Revenge Du sollst flehen von ST Abby
Mit „Revenge – Du sollst flehen“ setzt S.T. Abby die Geschichte um Lana Myers und FBI-Agent Logan Bennett konsequent und deutlich düster fort. Lana arbeitet weiter ihre ganz persönliche Liste ab – und je näher sie ihrem eigentlichen Ziel kommt, desto deutlicher wird, welches Ausmaß die Ereignisse ihrer Vergangenheit tatsächlich hatten.
Besonders reizvoll bleibt der Widerspruch zwischen den beiden Hauptfiguren: Logan sucht als FBI-Agent nach einem brutalen Serienmörder, ohne zu ahnen, dass die Frau, die er liebt, genau diejenige ist, die er jagt. Gleichzeitig wirkt Lana keineswegs eindimensional. Hinter ihrer Grausamkeit stehen traumatische Erfahrungen, Wut und ein ausgeprägtes Bedürfnis nach Gerechtigkeit.

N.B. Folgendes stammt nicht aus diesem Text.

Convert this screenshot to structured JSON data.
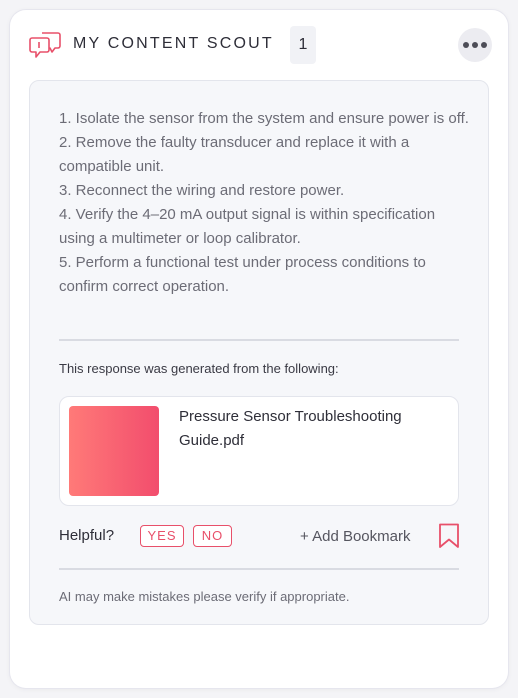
{
  "header": {
    "title": "MY CONTENT SCOUT",
    "count": "1",
    "logo_icon": "chat-bubbles-icon",
    "more_icon": "more-horizontal-icon"
  },
  "answer": {
    "lines": [
      "1. Isolate the sensor from the system and ensure power is off.",
      "2. Remove the faulty transducer and replace it with a compatible unit.",
      "3. Reconnect the wiring and restore power.",
      "4. Verify the 4–20 mA output signal is within specification using a multimeter or loop calibrator.",
      "5. Perform a functional test under process conditions to confirm correct operation."
    ]
  },
  "sources": {
    "intro": "This response was generated from the following:",
    "items": [
      {
        "name": "Pressure Sensor Troubleshooting Guide.pdf"
      }
    ]
  },
  "feedback": {
    "label": "Helpful?",
    "yes": "YES",
    "no": "NO",
    "bookmark_label": "+ Add Bookmark",
    "bookmark_icon": "bookmark-icon"
  },
  "disclaimer": "AI may make mistakes please verify if appropriate.",
  "colors": {
    "accent": "#e8506a",
    "thumb_gradient_start": "#ff7a78",
    "thumb_gradient_end": "#f24d6d"
  }
}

Dadurch zwingt die Geschichte immer wieder dazu, die eigenen moralischen Grenzen zu hinterfragen.
Der Roman ist schnell erzählt, wechselt geschickt zwischen unterschiedlichen Perspektiven und verbindet harte Thriller-Szenen mit überraschend leichten und romantischen Momenten. Gerade dieser Kontrast sorgt dafür, dass die Handlung trotz der teilweise drastischen Gewalt nicht ausschließlich bedrückend wirkt. Die Shakespeare-Zitate zu Beginn der Kapitel geben dem Rachemotiv zudem einen passenden roten Faden.
„Revenge – Du sollst flehen“ ist kompromisslos, spannend und stellenweise sehr brutal. Wer düstere Thriller mit einer ungewöhnlichen Liebesgeschichte und moralisch ambivalenten Figuren mag, dürfte hier bestens unterhalten werden. Allerdings endet auch dieser Teil an einem Punkt, an dem man unmittelbar wissen möchte, wie es weitergeht.
Hinweis: Für diese Rezension wurde uns vom Verlag ein kostenloses Rezensionsexemplar zur Verfügung gestellt. Die redaktionelle Bewertung erfolgt unabhängig.